Cell Rep Med. 2021 Mar 16;2(3):100208. doi: 10.1016/j.xcrm.2021.100208. Epub 2021 Feb 5.

Abstract

SARS-CoV-2 causes a spectrum of COVID-19 disease, the immunological basis of which remains ill defined. We analyzed 85 SARS-CoV-2-infected individuals at acute and/or convalescent time points, up to 102 days after symptom onset, quantifying 184 immunological parameters. Acute COVID-19 presented with high levels of IL-6, IL-18, and IL-10 and broad activation marked by the upregulation of CD38 on innate and adaptive lymphocytes and myeloid cells.
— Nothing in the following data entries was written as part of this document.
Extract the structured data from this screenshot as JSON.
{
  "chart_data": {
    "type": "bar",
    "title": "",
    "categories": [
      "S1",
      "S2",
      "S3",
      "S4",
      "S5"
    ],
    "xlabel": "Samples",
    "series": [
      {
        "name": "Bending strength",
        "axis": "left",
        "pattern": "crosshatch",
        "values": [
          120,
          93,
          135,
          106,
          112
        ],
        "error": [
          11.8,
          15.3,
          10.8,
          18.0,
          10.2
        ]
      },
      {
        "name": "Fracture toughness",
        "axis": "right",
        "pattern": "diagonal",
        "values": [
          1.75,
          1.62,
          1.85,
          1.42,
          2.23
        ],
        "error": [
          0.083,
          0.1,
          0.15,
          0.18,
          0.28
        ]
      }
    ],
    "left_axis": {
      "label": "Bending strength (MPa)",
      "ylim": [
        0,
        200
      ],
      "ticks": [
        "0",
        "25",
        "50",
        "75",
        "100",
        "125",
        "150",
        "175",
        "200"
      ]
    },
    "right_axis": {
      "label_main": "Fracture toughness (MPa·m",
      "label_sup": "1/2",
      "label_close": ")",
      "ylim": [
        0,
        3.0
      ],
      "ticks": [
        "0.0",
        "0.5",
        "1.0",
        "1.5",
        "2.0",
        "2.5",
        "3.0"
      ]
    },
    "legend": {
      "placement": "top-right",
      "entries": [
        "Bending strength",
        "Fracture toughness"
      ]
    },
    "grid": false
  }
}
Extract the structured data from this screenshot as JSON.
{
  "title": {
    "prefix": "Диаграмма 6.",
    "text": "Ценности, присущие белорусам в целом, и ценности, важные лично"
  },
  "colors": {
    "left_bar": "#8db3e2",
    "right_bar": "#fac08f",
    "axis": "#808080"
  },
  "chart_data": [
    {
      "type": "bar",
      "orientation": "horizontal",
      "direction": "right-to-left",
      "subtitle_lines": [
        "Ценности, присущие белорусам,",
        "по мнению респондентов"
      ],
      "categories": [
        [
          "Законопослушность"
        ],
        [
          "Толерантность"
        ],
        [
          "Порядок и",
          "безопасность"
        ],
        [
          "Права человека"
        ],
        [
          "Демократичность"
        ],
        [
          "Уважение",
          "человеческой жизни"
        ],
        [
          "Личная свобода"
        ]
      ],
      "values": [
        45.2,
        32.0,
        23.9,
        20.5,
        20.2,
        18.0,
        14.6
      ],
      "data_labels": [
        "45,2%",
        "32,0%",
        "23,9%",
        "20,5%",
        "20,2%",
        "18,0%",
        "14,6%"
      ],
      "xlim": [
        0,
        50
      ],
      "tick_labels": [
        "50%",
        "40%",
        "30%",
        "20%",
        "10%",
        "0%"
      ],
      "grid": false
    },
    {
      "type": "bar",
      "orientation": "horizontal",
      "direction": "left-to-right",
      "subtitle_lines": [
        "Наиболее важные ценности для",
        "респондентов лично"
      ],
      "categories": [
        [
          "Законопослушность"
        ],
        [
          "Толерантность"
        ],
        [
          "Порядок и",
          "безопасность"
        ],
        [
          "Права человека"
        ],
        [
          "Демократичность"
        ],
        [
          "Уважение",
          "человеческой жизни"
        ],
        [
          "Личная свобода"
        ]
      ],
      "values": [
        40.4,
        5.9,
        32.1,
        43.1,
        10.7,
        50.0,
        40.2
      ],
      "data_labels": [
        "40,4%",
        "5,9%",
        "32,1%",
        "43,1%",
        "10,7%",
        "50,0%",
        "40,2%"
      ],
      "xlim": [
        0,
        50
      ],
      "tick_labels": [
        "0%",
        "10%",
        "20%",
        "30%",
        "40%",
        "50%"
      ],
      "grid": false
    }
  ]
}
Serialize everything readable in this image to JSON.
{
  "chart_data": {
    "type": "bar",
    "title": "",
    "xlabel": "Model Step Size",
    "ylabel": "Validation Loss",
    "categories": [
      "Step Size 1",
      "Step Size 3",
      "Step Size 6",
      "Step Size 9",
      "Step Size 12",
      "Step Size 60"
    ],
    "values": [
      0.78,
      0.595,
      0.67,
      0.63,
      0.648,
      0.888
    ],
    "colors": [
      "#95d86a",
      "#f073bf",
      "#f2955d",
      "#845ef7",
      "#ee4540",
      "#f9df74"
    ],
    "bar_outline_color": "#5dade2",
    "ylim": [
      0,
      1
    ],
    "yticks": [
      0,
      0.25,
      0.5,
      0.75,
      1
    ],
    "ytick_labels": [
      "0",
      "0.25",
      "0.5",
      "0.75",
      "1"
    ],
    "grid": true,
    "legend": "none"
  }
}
Importantly, activated CXCR3+cTFH1 cells in acute COVID-19 significantly correlate with and predict antibody levels and their avidity at convalescence as well as acute neutralization activity. Strikingly, intensive care unit (ICU) patients with severe COVID-19 display higher levels of soluble IL-6, IL-6R, and IL-18, and hyperactivation of innate, adaptive, and myeloid compartments than patients with moderate disease. Our analyses provide a comprehensive map of longitudinal immunological responses in COVID-19 patients and integrate key cellular pathways of complex immune networks underpinning severe COVID-19, providing important insights into potential biomarkers and immunotherapies.

Keywords: CD38; HLA-DR; IL-18; IL-6; SARS-CoV-2; T follicular helper cells; acute COVID-19; antibody-secreting cells; convalescent COVID-19; soluble IL-6 receptor.